Towards a natural benchmark for continual learning
09 Apr 2019Introduction
-
Continual Learning paradigm focuses on learning from a non-stationary stream of data with additional desiderata - transferring knowledge from previously seen task to unseen tasks and being resilient to catastrophic forgetting - all with a fixed memory and computational budget.
-
This is in contrast to the IID (independent and identically distributed) assumption in statistical learning.
-
One common example of the non-iid data is setups involving sequential decision making - eg Reinforcement learning.
Benchmark
-
Many existing benchmarks use MNIST as the underlying dataset (eg Permuted MNIST, Split MNIST, etc). These benchmarks lack complexity and make it hard to observe positive and negative backward transfer.
-
Most works focus only on the catastrophic forgetting challenge and ignore the other issues (like computation and memory footprint, the capacity of the network, etc).
-
The paper proposes a new benchmark based on Starcraft II video game to understand the different approaches for lifelong learning.
-
The sequence of tasks is designed to be a curriculum - the learning agent stats with learning simple skills and later move to more complex tasks. These complex tasks require remembering and composing skills learned in the earlier levels.
-
To evaluate for catastrophic forgetting, the tasks are designed such that not all the skills are needed for solving each task. Hence the learning agent needs to remember skills even though they are not needed at the current level.
-
Each level comes with a fixed computational budget of episodes and each episode has a fixed time limit. Once the budget is consumed the agent has to proceed to the next level. Hence agents with better sample efficiency would benefit.
-
The benchmark supports both RL and supervised learning version.

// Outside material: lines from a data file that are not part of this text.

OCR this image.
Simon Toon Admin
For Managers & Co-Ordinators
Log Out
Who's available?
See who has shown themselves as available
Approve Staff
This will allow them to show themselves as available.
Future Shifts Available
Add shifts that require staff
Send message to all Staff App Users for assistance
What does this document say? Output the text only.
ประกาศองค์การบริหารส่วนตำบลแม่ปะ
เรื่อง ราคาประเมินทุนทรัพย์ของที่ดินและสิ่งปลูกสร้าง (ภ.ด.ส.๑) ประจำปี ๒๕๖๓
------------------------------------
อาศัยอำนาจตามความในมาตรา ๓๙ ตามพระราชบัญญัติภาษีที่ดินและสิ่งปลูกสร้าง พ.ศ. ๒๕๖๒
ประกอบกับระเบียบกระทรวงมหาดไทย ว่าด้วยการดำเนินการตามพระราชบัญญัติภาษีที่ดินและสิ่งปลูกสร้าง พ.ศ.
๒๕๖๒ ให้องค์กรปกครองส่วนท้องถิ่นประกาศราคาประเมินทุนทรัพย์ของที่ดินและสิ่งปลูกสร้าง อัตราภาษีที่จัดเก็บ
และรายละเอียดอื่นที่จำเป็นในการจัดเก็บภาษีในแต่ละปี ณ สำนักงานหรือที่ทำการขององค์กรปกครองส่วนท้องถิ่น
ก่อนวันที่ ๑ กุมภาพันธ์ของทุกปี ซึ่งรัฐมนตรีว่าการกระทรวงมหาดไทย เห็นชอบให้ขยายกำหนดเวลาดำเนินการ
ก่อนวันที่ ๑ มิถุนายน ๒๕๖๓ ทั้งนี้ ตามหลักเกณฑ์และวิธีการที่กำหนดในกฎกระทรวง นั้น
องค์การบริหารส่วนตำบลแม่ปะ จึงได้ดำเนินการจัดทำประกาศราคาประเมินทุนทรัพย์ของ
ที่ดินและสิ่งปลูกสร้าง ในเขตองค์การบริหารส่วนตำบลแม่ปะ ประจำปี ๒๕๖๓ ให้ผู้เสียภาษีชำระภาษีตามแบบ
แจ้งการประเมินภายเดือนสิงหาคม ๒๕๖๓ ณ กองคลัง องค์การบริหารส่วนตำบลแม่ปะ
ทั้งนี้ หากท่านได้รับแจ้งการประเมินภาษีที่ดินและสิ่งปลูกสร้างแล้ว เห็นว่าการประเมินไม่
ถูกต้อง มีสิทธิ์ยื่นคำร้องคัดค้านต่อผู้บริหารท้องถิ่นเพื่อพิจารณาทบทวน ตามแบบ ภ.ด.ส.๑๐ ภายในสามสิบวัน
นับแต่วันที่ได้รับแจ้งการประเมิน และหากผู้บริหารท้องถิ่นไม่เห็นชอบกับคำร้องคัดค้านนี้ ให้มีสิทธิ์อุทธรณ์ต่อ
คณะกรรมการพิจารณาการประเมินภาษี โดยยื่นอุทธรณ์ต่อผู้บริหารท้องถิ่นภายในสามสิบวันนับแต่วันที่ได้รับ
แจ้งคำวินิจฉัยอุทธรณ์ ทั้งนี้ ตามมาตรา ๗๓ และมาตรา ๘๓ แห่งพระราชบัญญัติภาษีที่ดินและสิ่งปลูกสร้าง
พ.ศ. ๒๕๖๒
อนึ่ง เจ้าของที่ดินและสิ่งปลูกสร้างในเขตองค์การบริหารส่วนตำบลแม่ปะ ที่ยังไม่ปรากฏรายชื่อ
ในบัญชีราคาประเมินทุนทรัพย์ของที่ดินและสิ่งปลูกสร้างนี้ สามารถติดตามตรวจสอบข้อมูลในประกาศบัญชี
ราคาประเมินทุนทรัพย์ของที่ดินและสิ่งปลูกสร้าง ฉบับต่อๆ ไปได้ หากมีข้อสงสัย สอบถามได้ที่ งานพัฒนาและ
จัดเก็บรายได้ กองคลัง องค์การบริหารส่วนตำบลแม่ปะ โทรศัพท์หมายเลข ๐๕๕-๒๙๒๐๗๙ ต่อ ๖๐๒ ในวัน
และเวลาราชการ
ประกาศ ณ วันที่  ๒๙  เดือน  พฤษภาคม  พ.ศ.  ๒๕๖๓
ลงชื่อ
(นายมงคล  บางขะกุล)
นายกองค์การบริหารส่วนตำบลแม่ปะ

In the supervised version, expert agents (pretrained on each level) are also provided.
-
Baselines are provided for distillation (using experts): sequential training (fine tuning), Dropout and SER. None of the baseline methods achieve positive or negative backward transfer.
-
When modeled as a pure RL task, the benchmark is extremely difficult to solve.
-
The paper suggests using a metric to record the amount of learning/data required to recover performance on the previous task.